La complexité de la succession dont argue l’office notartial ne saurait, au sens de la cour, justifier un tel dépassement du délai légal de 6 mois pour effectuer cette déclaration. Si une attestation apporte bien la preuve que la représentante légale des héritiers a été informée des risques inhérents au dépassement du délai légal de déclaration, un tel écrit ne saurait en aucune manière exonérer lofficier public de sa responsabilité. Les juges reconnaissent ensuite que l’officier public a manqué à son obligation de conseil en n’invitant que trop tard la représentante légale à verser un acompte à l’administration fiscale. Ainsi, si le notaire a bien donné le conseil adéquat, il ne l’a délivré que tardivement. La cour insiste sur la diligence des héritiers dans la transmission des informations nécessaires au dépôt de la déclaration de succession, leur avocat étant directement en relation avec le notaire. Ce dernier disposait alors de tous les éléments nécessaires pour remplir sa mission en déclarant la succession en temps utiles.

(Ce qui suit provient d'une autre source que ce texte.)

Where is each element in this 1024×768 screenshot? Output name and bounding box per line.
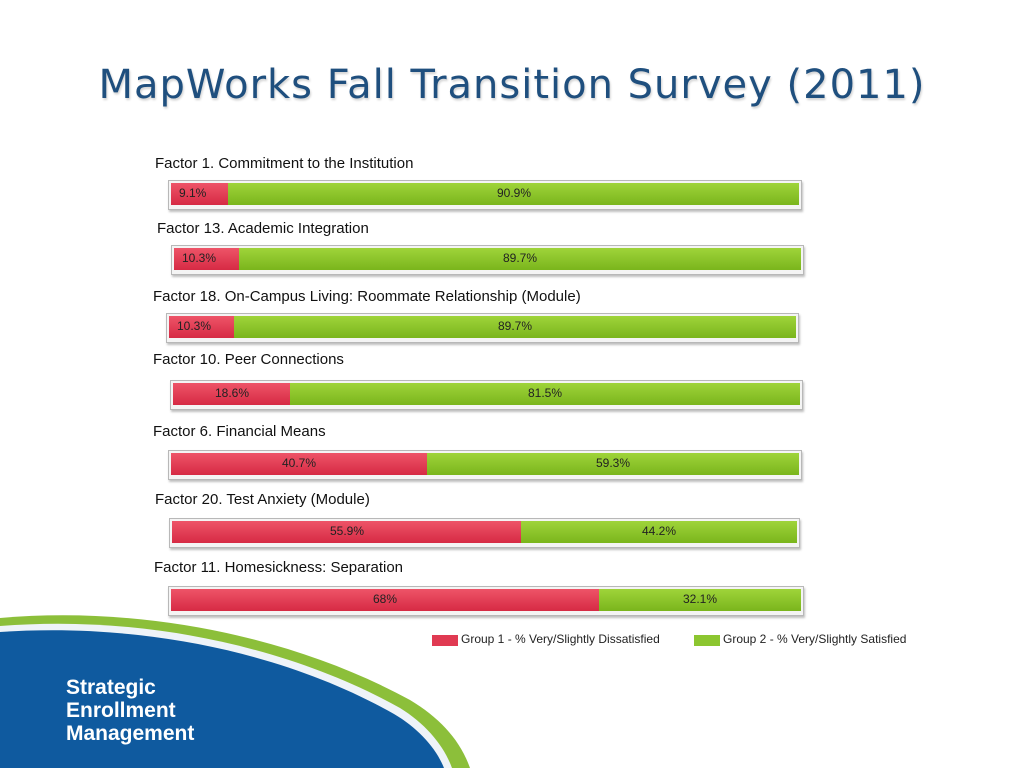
data-label-dissatisfied: 40.7% [282, 456, 317, 470]
data-label-dissatisfied: 9.1% [179, 186, 207, 200]
factor-label: Factor 18. On-Campus Living: Roommate Re… [153, 288, 581, 305]
brand-line: Enrollment [66, 699, 176, 722]
bar-segment-satisfied [521, 521, 797, 543]
bar-segment-satisfied [234, 316, 796, 338]
data-label-satisfied: 89.7% [503, 251, 538, 265]
bar-row: 40.7% 59.3% [168, 450, 802, 480]
data-label-dissatisfied: 10.3% [177, 319, 212, 333]
bar-segment-dissatisfied [171, 453, 427, 475]
bar-row: 18.6% 81.5% [170, 380, 803, 410]
brand-logo-text: Strategic Enrollment Management [66, 676, 194, 745]
data-label-satisfied: 44.2% [642, 524, 677, 538]
legend-swatch-satisfied [694, 635, 720, 646]
bar-segment-dissatisfied [174, 248, 239, 270]
bar-segment-dissatisfied [172, 521, 521, 543]
slide-title: MapWorks Fall Transition Survey (2011) [98, 62, 926, 108]
bar-row: 9.1% 90.9% [168, 180, 802, 210]
data-label-dissatisfied: 68% [373, 592, 398, 606]
legend-label-satisfied: Group 2 - % Very/Slightly Satisfied [723, 632, 907, 646]
bar-segment-dissatisfied [171, 589, 599, 611]
data-label-dissatisfied: 10.3% [182, 251, 217, 265]
data-label-satisfied: 90.9% [497, 186, 532, 200]
data-label-satisfied: 81.5% [528, 386, 563, 400]
data-label-satisfied: 89.7% [498, 319, 533, 333]
data-label-satisfied: 59.3% [596, 456, 631, 470]
brand-line: Strategic [66, 676, 156, 699]
data-label-dissatisfied: 55.9% [330, 524, 365, 538]
bar-row: 10.3% 89.7% [171, 245, 804, 275]
wave-blue-band [0, 630, 444, 768]
legend-label-dissatisfied: Group 1 - % Very/Slightly Dissatisfied [461, 632, 660, 646]
bar-row: 10.3% 89.7% [166, 313, 799, 343]
bar-segment-satisfied [290, 383, 800, 405]
bar-row: 55.9% 44.2% [169, 518, 800, 548]
bar-segment-satisfied [599, 589, 801, 611]
bar-segment-satisfied [228, 183, 799, 205]
data-label-dissatisfied: 18.6% [215, 386, 250, 400]
data-label-satisfied: 32.1% [683, 592, 718, 606]
bar-segment-satisfied [239, 248, 801, 270]
factor-label: Factor 13. Academic Integration [157, 220, 369, 237]
factor-label: Factor 6. Financial Means [153, 423, 326, 440]
factor-label: Factor 20. Test Anxiety (Module) [155, 491, 370, 508]
bar-segment-satisfied [427, 453, 799, 475]
factor-label: Factor 10. Peer Connections [153, 351, 344, 368]
bar-row: 68% 32.1% [168, 586, 804, 616]
bar-segment-dissatisfied [171, 183, 228, 205]
brand-line: Management [66, 722, 195, 745]
legend-swatch-dissatisfied [432, 635, 458, 646]
factor-label: Factor 1. Commitment to the Institution [155, 155, 414, 172]
factor-label: Factor 11. Homesickness: Separation [154, 559, 404, 576]
bar-segment-dissatisfied [173, 383, 290, 405]
bar-segment-dissatisfied [169, 316, 234, 338]
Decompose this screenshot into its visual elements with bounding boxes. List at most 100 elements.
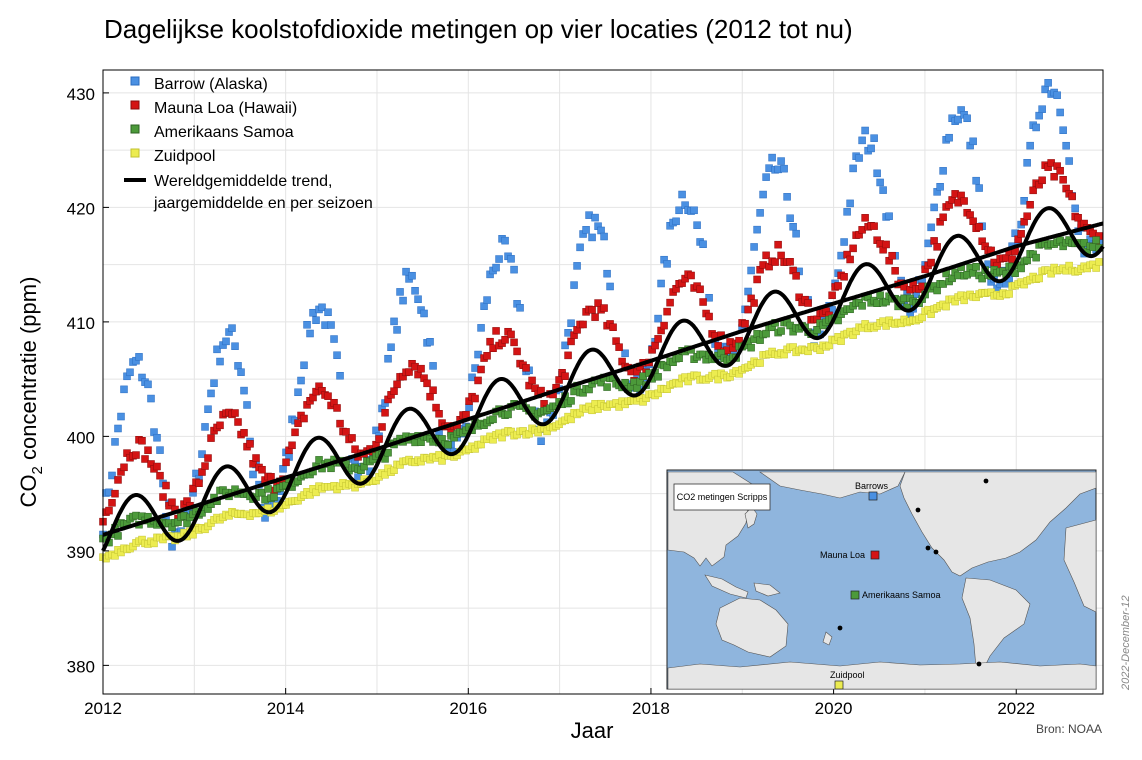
data-point: [762, 329, 770, 338]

L’argument selon lequel ce manquement aux obligations du professionnel n’est pas lié au préjudice des héritiers est invalide. En effet, il n’est pas établi que les ayants droit n’auraient pas été en mesure de verser l’acompte nécessaire afin de prévenir toute pénalité de retard. Le montant des dommages et intérêts est cependant limité en appel, la cour prenant en compte le fait que les héritiers ont bénéficié des sommes dues à l’administration durant plusieurs années.

Une telle affaire est l’occasion de rappeler que le recours à un notaire n’est pas obligatoire pour la rédaction et le dépôt d’une déclaration de succession. Cette déclaration incombe aux ayants droit qui peuvent faire eux-mêmes la formalité, au besoin en se faisant assister d’un avocat ou d’un expert-comptable. Je déconseille d’ailleurs le recours au notaire, tant en raison du risque de lenteur inhérente à la profession, qu’à celui d’une déclaration plus proche des exigences, souvent infondées, de l’administration fiscale que des intérêts des hétitiers.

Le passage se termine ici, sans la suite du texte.